The Hong Kong Dragon Boat Festival in New York is an annual sporting and multicultural event held in August at Meadow Lake in Flushing Meadows–Corona Park in the New York City borough of Queens to celebrate the fifth moon (or the fifth month) of the lunar calendar. In addition to providing audiences with traditional Chinese foods and performances, the festival, now in its 18th year, hosts over 150 dragon boat teams from across North America, making it one of the largest dragon boat festivals in the United States. Depending on the competitive division, teams compete for cash prizes or airline tickets.

In 1986, the Hong Kong Tourism Board donated traditional teak wood boats to several cities including New York. In 1990, the locally based Hong Kong Economic and Trade Office promoted and organized the inaugural Hong Kong Dragon Boat Festival in New York, which was held on the Hudson River in Battery Park City. Several of the original organizers are still involved with the festival, including Henry Wan, who now serves as the festival's chairman.

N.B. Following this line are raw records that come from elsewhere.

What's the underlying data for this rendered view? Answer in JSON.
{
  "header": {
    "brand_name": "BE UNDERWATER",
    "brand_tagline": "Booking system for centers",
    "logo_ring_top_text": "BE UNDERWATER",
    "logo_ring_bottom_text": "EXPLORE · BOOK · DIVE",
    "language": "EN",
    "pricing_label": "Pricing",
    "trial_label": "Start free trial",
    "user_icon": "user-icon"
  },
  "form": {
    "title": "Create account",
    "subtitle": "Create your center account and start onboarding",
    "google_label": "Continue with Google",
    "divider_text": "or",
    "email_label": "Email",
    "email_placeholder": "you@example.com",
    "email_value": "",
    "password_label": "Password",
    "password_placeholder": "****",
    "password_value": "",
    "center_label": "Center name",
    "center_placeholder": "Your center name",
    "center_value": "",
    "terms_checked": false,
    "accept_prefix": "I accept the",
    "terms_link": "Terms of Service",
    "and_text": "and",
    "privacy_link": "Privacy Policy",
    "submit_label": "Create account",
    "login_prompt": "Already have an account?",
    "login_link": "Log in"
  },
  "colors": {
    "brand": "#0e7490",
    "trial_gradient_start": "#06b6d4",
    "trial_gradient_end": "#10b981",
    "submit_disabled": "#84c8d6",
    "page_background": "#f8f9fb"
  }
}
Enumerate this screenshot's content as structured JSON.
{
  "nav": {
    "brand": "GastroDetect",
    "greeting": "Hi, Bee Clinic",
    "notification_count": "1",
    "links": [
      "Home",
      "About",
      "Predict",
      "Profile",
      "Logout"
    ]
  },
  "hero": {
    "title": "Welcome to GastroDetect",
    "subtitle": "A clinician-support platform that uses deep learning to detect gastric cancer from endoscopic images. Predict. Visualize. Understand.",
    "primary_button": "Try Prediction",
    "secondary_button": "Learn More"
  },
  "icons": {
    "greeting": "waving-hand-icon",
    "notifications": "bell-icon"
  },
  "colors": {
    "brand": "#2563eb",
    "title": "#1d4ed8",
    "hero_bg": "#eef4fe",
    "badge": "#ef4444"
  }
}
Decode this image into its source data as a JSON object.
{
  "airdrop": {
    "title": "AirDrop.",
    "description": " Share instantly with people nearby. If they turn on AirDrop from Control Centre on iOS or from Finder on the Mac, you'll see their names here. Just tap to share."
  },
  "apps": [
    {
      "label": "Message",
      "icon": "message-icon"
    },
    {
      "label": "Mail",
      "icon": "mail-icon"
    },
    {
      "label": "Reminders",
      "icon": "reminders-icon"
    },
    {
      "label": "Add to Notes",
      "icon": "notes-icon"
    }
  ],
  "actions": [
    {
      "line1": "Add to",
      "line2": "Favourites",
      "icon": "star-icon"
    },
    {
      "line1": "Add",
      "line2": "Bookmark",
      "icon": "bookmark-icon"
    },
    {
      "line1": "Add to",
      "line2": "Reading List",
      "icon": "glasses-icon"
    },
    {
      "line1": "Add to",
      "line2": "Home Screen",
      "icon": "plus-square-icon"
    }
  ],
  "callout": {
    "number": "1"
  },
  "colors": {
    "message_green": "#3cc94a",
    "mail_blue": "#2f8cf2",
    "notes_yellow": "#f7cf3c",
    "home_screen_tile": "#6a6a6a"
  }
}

The festival is now an independent non-profit company organized under the laws of the State of New York and receives its funding through sponsorships by various companies. The Hong Kong Economic and Trade Office continues to be a substantial supporter of the festival.

In addition to the change in corporate structure, the festival's fleet of dragon boats has grown from 4 teak wood dragon boats to over 30 dragon boats. Many of the boats are made of fiberglass. All the boats are approved by the International Dragon Boat Federation for international dragon boat racing.